En la subcategoría de las hipótesis noto uno de los cambios más importantes. Al igual que con la definición del problema y de los objetivos, en la primera fase del proceso tampoco tenía hipótesis que guiaran mis intervenciones. Luego empecé a usar las metáforas como hipótesis, en el sentido de poner mi comprensión del problema en palabras que lo describieran de forma tangencial. Con el paso de las supervisiones y de los seminarios, mis metáforas comenzaron a informarse de la teoría estructural y del ciclo vital y en algunos casos llegué a tomar como referencia mi experiencia. Aunque traer a colación mi experiencia no fue útil, la teoría si lo fue y se convirtió en una fuente de explicación que promovió el cambio en mis procesos. Sin embargo ésta no me incluía a mí como terapeuta y tampoco considera los tiempos y el movimiento. Para el final de la segunda fase del proceso de formación y el comienzo de la tercera algo maravilloso sucedió, mis hipótesis comenzaron a moverse, no sé bien cómo describirlo en palabras, porque siento que la linealidad del lenguaje me estanca, pero con la movilidad me refiero al ejercicio de la circularidad, a la inclusión del tiempo y del contexto, de la incertidumbre y de mí misma en la hipótesis. Más adelante, cuando comencé la categorización de la sesiones transcritas, volví a entrar en duda cuando note que había olvida seguir nutriendo y moviendo mis hipótesis con el tiempo que pasaba entre sesión y sesión; y esto nuevamente las movilizó.
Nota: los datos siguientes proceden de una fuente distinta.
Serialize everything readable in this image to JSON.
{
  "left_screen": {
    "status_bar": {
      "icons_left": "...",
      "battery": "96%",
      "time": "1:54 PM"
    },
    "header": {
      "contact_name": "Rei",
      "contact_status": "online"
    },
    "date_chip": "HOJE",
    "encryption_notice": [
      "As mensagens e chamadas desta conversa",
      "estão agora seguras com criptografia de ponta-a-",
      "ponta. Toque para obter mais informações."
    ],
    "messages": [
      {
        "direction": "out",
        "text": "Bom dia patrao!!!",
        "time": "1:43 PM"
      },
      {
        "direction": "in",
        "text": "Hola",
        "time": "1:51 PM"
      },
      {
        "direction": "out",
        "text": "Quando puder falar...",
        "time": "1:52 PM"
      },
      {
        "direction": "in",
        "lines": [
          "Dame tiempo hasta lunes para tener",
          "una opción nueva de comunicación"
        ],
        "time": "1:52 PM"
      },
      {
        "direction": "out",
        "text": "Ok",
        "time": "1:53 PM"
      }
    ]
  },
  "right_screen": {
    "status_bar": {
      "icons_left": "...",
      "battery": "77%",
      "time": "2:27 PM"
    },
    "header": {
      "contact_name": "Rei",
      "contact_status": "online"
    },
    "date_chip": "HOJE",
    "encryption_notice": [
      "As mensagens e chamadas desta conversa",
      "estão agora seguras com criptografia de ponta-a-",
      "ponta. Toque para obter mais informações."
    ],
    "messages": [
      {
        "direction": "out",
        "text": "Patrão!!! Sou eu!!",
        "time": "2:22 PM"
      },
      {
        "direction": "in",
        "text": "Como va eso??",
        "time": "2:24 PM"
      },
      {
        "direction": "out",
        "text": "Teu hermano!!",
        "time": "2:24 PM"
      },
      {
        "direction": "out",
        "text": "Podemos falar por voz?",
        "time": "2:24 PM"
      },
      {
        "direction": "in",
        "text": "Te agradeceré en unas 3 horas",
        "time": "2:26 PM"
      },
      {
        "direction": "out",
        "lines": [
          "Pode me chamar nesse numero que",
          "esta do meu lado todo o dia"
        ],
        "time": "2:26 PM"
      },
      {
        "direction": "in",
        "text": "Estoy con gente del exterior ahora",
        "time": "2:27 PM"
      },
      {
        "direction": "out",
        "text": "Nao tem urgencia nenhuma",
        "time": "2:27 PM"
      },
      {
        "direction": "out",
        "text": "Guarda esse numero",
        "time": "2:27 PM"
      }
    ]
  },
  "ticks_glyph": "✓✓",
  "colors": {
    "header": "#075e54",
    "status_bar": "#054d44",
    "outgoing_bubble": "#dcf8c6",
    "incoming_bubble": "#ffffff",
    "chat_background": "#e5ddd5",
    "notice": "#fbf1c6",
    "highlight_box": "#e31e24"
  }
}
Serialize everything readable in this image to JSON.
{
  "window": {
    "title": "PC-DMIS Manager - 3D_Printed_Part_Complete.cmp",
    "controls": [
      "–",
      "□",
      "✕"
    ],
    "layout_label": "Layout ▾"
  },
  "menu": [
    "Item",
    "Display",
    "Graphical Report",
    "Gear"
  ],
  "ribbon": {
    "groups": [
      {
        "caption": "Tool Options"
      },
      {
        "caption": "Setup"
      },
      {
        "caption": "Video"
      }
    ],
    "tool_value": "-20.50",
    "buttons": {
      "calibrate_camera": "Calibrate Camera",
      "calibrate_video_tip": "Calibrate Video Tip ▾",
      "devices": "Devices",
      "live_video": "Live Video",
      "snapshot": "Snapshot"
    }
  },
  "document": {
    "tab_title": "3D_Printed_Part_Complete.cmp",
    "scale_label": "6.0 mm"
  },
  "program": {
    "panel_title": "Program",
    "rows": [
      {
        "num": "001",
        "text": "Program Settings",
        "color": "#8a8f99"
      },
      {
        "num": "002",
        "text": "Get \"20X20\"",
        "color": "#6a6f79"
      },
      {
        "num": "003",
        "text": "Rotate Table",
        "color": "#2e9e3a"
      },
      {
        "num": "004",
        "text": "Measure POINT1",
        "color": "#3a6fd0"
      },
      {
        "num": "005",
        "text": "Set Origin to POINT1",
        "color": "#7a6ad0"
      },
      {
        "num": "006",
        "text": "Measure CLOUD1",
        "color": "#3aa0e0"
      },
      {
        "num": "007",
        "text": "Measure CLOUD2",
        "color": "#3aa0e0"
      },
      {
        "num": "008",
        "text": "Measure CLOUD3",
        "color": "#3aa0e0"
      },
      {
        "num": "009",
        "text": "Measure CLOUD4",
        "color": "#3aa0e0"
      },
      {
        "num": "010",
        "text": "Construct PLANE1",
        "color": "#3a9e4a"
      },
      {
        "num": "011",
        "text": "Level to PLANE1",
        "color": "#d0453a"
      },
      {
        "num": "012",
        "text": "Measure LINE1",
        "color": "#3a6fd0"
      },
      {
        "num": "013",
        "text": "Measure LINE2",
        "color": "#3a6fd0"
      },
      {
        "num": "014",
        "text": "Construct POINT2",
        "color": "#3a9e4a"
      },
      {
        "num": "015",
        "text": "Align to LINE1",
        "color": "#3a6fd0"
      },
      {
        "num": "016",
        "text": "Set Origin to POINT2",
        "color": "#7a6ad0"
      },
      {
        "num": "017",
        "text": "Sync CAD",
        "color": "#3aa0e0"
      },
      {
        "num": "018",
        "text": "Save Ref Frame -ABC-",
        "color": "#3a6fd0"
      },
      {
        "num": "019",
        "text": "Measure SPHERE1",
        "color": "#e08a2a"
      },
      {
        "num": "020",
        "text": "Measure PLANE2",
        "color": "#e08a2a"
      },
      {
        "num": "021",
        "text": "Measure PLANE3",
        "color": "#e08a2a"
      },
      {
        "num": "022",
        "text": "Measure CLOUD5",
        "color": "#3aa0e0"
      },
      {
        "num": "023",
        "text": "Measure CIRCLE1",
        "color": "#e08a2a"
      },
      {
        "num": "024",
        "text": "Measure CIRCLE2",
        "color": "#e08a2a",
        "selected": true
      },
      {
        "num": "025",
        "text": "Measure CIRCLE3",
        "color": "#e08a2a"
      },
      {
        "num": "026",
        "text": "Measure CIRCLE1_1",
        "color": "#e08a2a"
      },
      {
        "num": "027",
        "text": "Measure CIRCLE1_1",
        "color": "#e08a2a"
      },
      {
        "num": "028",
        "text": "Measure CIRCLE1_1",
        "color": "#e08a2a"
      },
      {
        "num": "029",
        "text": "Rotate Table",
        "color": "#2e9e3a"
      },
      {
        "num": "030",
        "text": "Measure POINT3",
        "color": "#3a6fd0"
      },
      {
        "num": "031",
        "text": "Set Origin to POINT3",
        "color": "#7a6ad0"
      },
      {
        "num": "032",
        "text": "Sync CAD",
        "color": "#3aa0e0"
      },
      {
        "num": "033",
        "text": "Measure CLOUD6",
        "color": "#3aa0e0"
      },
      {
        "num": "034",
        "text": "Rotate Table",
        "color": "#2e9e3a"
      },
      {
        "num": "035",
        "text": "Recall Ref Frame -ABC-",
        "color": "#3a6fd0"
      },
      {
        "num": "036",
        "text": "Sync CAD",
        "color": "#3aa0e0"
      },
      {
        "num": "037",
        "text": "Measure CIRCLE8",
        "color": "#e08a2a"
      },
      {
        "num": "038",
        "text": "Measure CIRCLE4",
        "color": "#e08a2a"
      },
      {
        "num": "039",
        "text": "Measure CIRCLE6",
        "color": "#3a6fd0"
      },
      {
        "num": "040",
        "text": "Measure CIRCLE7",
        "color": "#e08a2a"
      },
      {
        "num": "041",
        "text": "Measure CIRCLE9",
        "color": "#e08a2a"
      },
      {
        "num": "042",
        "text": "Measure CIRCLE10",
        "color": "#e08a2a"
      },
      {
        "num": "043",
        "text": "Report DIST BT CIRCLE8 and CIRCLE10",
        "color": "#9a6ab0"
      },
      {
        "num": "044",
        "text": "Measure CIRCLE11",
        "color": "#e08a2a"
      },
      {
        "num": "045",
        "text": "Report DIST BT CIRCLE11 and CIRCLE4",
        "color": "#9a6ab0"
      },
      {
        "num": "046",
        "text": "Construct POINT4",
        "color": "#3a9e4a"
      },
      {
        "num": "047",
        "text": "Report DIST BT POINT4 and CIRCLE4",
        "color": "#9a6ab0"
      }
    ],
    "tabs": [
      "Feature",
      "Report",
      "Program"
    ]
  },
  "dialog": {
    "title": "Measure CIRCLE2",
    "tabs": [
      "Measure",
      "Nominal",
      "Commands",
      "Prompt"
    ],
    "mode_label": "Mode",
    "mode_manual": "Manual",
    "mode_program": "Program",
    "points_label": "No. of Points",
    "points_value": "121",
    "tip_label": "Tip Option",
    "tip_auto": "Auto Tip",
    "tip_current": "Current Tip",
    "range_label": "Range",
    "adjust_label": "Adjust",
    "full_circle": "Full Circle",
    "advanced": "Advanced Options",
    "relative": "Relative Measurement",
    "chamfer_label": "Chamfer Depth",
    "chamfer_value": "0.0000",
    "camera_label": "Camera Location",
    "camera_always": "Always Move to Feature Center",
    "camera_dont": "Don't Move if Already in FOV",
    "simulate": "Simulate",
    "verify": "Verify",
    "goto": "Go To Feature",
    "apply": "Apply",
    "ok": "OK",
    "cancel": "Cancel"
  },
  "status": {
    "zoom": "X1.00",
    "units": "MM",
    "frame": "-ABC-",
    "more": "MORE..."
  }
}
El cambio en mis hipótesis se relaciona con el cambio en los procesos terapéuticos de este estudio, lo cual concuerda la propuesta de Boscolo y Bertrando (1996a), según la cual las hipótesis sirven para organizar los datos confusos anexos a un síntoma que dan sentido al marco relacional de la familia. Así mismo se relaciona con la propuesta de Cecchin (citado en McNamee y Gergen, 1996), para quien las hipótesis
son una forma de conectarse con el sistema y no una forma de descubrir su historia real. Tan pronto como yo estuve incluida en mis hipótesis y comencé a considerar en ellas mi marco de referencia y el de mis consultantes, éstas se convirtieron en mapas prácticos hacia la ruta del cambio. Así mismo fue determinante mi cambio en la comprensión del tiempo como variable condicional de los procesos de cambio y lo noto en los tres ejes propuestos por Boscolo y Bertrando (1996b); a saber: la estructuración de las sesiones, el ritmo del contacto entre el cliente y el terapeuta, y en la meta de intervención que pretende favorecer la armonía y la posibilidad de evolución de los clientes.